An Alabama woman has filed a Humana lawsuit against the pharmaceutical company claiming that she and others paid inflated rates for prescription drugs because of Humana’s fraudulent system for copayments.
Plaintiff Margie W. brought the Humana lawsuit saying she participated in a Medicare Advantage Part D health plan that was offered and managed by Humana, Inc. and Humana Pharmacy Solutions.
She claims she was injured by Humana by paying inflated copayments for medically necessary, covered prescriptions.
According to Margie’s Humana lawsuit, about 90% of Americans are enrolled in private or public health insurance plans that cover some or all of the costs of prescriptions and medical procedures.
Most often, the cost of prescription drugs are shared by the health insurance provider. Usually, when a patient fills a prescription for a medically necessary, covered drug under his or her health plan, the plan pays a portion of the cost. The remainder is paid directly to the pharmacy in the form of a copayment, or copay.
A copay, according to the Humana lawsuit, is a small fixed fee that a health insurer requires the patient to pay for certain covered medical expenses. Pharmacies must collect the copay and are not allowed to waive or reduce the copay collected.
Humana Lawsuit Alleges Fraudulent CoPay Scheme
Humana is both an insurer and a pharmacy benefit manager (PBM). They have been accused of engaging in a scheme to defraud plan members, like Margie and others, by artificially inflating the copayment well above what the drug costs.

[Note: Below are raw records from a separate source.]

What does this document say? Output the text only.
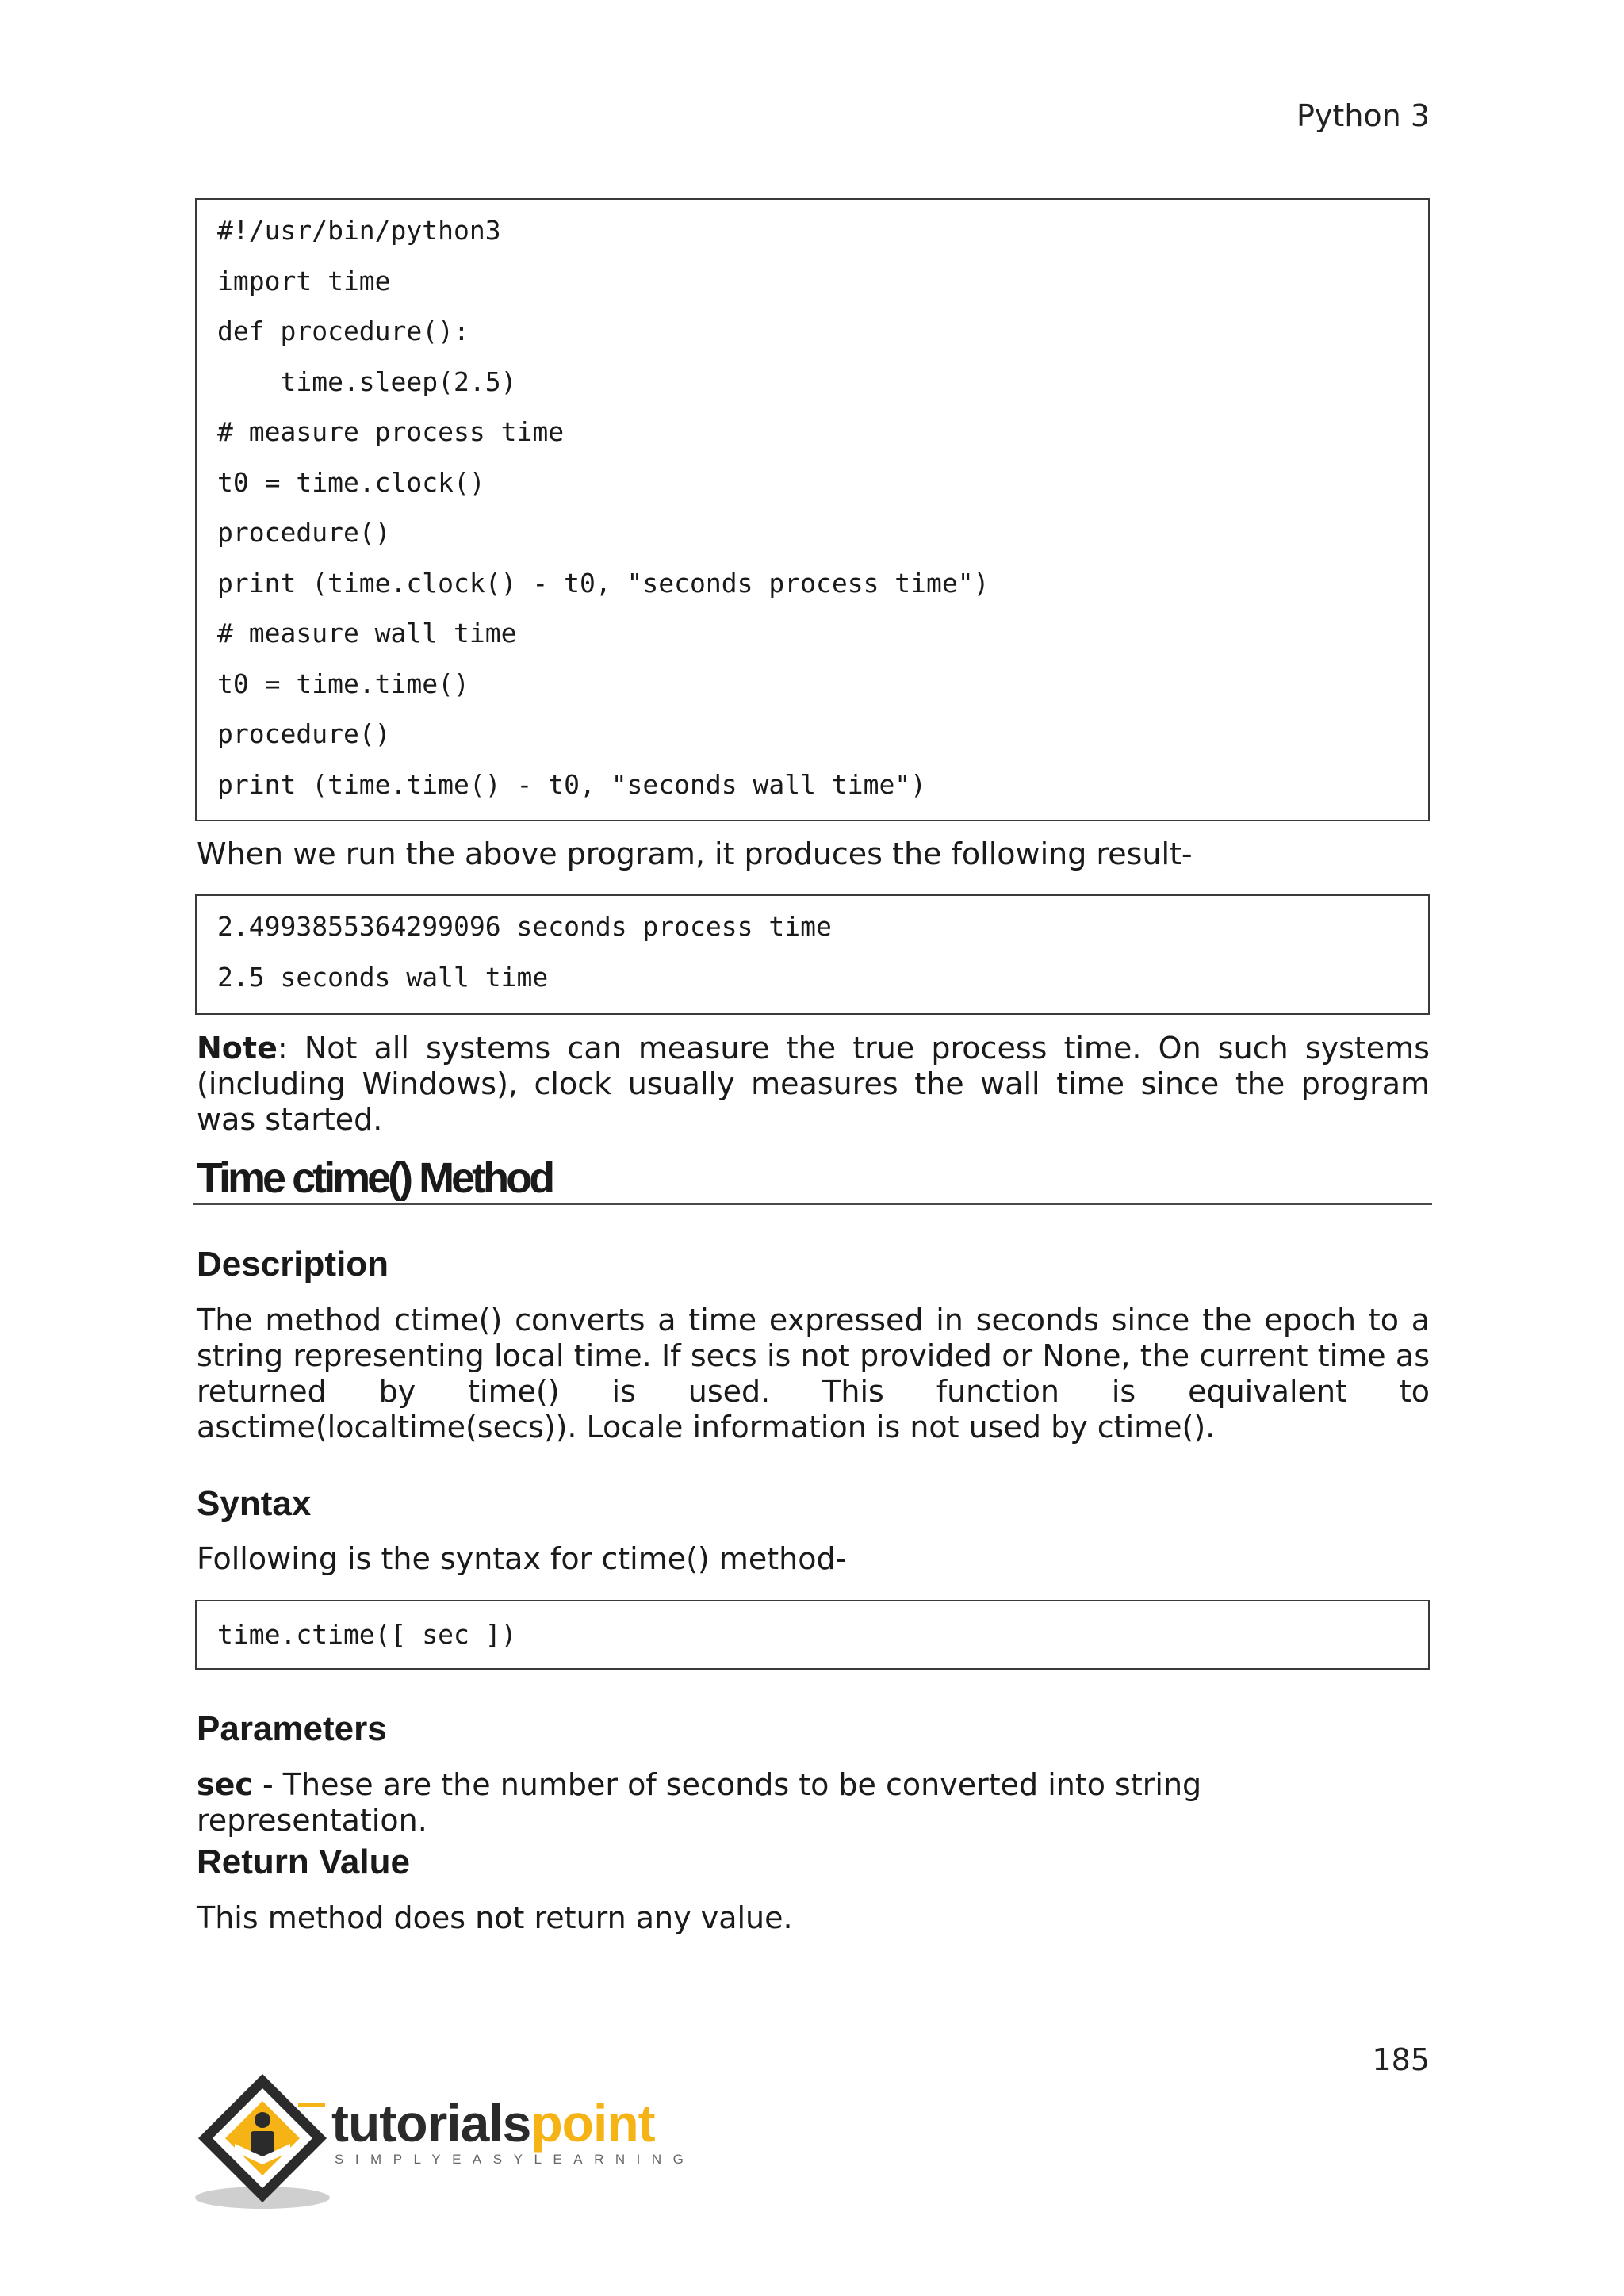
Python 3
#!/usr/bin/python3
import time
def procedure():
time.sleep(2.5)
# measure process time
t0 = time.clock()
procedure()
print (time.clock() - t0, "seconds process time")
# measure wall time
t0 = time.time()
procedure()
print (time.time() - t0, "seconds wall time")
When we run the above program, it produces the following result-
2.4993855364299096 seconds process time
2.5 seconds wall time
Note: Not all systems can measure the true process time. On such systems (including Windows), clock usually measures the wall time since the program was started.
Time ctime() Method
Description
The method ctime() converts a time expressed in seconds since the epoch to a string representing local time. If secs is not provided or None, the current time as returned by time() is used. This function is equivalent to asctime(localtime(secs)). Locale information is not used by ctime().
Syntax
Following is the syntax for ctime() method-
time.ctime([ sec ])
Parameters
sec - These are the number of seconds to be converted into string representation.
Return Value
This method does not return any value.
185
tutorialspoint
SIMPLYEASYLEARNING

Margie claims that Humana inflated the purported costs of the drugs by increasing copayments and then “clawing back” or recouping a large portion of the copays from the pharmacies.
The Humana lawsuit alleges that plan participants believe that the copayment is based in some part on the cost of the actual drug, when in fact the copayment is inflated and the defendants pocket the overpayments in the form of clawbacks.
Allegedly, Humana has represented to pharmacies that customers overpaid and they are clawing back the increased payments. However, this was never disclosed to plan participants.
This claw back money is pure profit for Humana, the Humana lawsuit claims.
What is even more, Margie notes, is that Humana’s contracts with participating pharmacies require that pharmacists do not disclose to customers the existence of a claw back or the fact that the actual cost of the drug to the consumer may be lower if he or she did not utilize insurance.
This is called a “gag clause,” according to this Humana lawsuit, and prohibits pharmacies from advising insured customers that they could pay less for a drug if the purchase was made without the applied insurance benefit.
The plaintiff is raising claims of negligent misrepresentation, fraud, violation of the Kentucky Consumer Protection Act as well as violation of the Racketeer Influenced and Corrupt Organizations Act (RICO).
The Humana Lawsuit is Case No. 3:16-cv-706-GNS filed in the U.S. District Court in the Western District of Kentucky.